Many startups begin with a “solopreneur”, an entrepreneur performing all of the essential functions of the business. Businesses that provide services to other businesses such as business consulting and information technology support can establish themselves and even thrive, to a point. The time comes when the volume of work overwhelms the entrepreneur, forcing him or her to seek outside help.
In the beginning, overloaded solopreneurs find contractors to fill in the gaps in areas such as bookkeeping, customer support, sales and project management. The entrepreneur manages all key functions of the business personally, from business and product development to service delivery and administrative support.

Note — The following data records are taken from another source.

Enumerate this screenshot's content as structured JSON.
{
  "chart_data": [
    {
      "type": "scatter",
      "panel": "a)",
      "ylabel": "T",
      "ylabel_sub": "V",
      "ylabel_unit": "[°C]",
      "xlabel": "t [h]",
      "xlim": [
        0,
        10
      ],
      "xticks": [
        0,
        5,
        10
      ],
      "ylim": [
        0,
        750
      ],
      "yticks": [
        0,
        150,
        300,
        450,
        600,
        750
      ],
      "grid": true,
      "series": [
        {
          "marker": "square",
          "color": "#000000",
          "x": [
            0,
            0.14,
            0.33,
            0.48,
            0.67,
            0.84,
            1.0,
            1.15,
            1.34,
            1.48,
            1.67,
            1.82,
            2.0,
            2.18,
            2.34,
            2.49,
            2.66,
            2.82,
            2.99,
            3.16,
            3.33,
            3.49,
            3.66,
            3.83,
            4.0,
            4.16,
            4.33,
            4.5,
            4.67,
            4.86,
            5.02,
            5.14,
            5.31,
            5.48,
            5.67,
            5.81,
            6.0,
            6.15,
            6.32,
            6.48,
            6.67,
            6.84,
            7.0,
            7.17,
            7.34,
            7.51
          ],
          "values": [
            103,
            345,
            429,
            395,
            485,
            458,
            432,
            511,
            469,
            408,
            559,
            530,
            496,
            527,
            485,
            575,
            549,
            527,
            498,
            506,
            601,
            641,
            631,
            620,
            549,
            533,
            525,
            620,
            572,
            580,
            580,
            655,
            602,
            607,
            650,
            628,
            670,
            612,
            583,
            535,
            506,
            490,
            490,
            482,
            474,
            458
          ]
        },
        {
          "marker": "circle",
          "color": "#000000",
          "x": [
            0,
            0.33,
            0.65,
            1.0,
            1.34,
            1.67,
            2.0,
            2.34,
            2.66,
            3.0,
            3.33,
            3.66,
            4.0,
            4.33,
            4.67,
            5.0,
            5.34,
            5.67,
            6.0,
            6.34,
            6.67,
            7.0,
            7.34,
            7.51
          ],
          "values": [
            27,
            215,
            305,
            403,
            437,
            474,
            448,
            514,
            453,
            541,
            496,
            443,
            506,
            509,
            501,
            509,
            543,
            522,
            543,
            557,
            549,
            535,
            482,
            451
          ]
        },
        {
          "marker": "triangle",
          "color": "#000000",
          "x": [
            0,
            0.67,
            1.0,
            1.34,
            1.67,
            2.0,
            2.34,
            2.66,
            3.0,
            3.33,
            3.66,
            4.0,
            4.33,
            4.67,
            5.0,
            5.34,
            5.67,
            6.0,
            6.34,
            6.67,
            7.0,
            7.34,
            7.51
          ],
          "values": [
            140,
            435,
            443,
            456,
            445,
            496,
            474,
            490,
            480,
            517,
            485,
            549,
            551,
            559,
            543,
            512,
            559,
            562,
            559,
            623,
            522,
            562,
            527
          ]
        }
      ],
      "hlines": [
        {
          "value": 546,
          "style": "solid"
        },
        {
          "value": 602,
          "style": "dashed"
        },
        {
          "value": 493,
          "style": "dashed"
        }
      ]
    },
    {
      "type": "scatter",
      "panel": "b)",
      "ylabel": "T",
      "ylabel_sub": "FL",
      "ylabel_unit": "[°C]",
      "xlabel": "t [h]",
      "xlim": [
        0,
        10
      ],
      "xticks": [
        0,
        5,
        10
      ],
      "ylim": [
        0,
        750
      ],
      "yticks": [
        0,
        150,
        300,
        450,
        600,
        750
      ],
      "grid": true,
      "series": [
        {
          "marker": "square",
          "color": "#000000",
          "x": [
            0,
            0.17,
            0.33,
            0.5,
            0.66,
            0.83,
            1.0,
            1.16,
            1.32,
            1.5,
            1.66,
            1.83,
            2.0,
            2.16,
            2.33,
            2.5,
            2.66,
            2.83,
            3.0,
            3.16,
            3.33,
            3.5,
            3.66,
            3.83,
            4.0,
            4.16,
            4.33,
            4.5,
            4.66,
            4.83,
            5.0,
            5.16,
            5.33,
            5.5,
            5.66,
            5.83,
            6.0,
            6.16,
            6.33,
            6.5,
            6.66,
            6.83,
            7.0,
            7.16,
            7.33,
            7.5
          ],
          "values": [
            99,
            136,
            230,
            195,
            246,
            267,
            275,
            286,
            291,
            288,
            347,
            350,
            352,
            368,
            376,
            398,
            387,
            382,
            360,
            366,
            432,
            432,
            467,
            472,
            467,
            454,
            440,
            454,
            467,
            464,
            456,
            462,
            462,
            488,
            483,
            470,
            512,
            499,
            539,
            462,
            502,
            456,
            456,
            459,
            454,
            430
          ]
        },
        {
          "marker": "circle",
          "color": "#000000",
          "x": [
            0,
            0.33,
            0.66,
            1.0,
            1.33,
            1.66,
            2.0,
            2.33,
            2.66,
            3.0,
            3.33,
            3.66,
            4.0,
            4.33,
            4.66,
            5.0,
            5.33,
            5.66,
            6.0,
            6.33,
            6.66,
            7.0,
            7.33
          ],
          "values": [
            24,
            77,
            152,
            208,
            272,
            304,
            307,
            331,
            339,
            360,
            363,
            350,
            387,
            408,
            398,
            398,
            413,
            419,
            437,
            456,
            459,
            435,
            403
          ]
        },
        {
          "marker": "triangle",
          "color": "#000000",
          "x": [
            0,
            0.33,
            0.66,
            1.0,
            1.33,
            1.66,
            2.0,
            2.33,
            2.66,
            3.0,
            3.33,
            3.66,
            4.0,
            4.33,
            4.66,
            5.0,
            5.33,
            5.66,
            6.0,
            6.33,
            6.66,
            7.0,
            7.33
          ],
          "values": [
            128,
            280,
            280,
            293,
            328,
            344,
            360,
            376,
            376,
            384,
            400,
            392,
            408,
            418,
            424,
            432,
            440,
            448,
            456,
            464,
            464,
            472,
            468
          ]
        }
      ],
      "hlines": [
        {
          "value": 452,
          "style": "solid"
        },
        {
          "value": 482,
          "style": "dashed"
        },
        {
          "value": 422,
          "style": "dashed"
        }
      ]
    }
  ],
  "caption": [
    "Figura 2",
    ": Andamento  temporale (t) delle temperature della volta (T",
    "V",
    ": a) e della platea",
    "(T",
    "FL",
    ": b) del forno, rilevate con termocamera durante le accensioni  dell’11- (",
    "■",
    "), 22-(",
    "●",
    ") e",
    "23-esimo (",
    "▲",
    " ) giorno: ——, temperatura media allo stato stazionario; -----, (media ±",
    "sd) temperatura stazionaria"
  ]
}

Hiring contractors frees the entrepreneur from several administrative or menial tasks and allows the business to continue serving customers.
Eventually, the business growth meets the bottlenecks of limited capacity. Sales are lost because the workload dictates scheduling new projects several months from now. The entrepreneur works twelve-hour days, seven days per week. Life for the family of the entrepreneur begins to take its own course without his or her involvement or support. The pressure to provide for the family and serve the needs of customers drives the vicious cycle to the breaking point.
The challenge faced by such entrepreneurs is multi-faceted but generally boils down to a key issue. As the creator of the business, the entrepreneur has successfully relied on his or her own expertise and the hard knocks of early customer engagements before the product was polished. The entrepreneur built the business on personal sweat and dedication. The entrepreneur’s personal reputation is as important as the business reputation at this stage and disappointing customers can cause irreparable damage.
Future growth and sustainability requires the addition of key resources in the business. Sometimes, advisers and consultants will offer advice to “Learn to let it go. Compromise is the natural consequence of growth and relying on others to perform in your business.” For the entrepreneur, it certainly feels like letting go of critical functions in the business that, until now, they have personally performed. Relying on someone else risks the reputation of the entrepreneur and the business overall. Anxiety builds as the trap becomes clear. In addition to the challenge of trusting others with their creation, the cost of hiring new employees at this stage appears to be prohibitive. The trap is now complete.
This is a critical ‘make-or-break’ stage for many startup businesses. The business concept has demonstrated its viability and generated several paying customers. Growth to realize the potential of the business requires a new level of planning and the addition of resources to perform the work. The entrepreneur is not “letting go” of anything. Instead, they are recruiting and trusting others to execute the business, preserve the brand and the core value proposition to customers. The business will (and it should) look and feel quite different as the team grows and adopts new operating processes.
The good news is that the model of how the business makes money is already established. This allows for the creation of financial projections to support growth over the next five years. These projections reflect long-term goals and milestones that begin to clarify the resources, internal and external, that will be required to support the business. Success requires taking the leap by trusting in the proven concept already demonstrated, recruiting and inspiring others to help and having a clear plan and executing it relentlessly.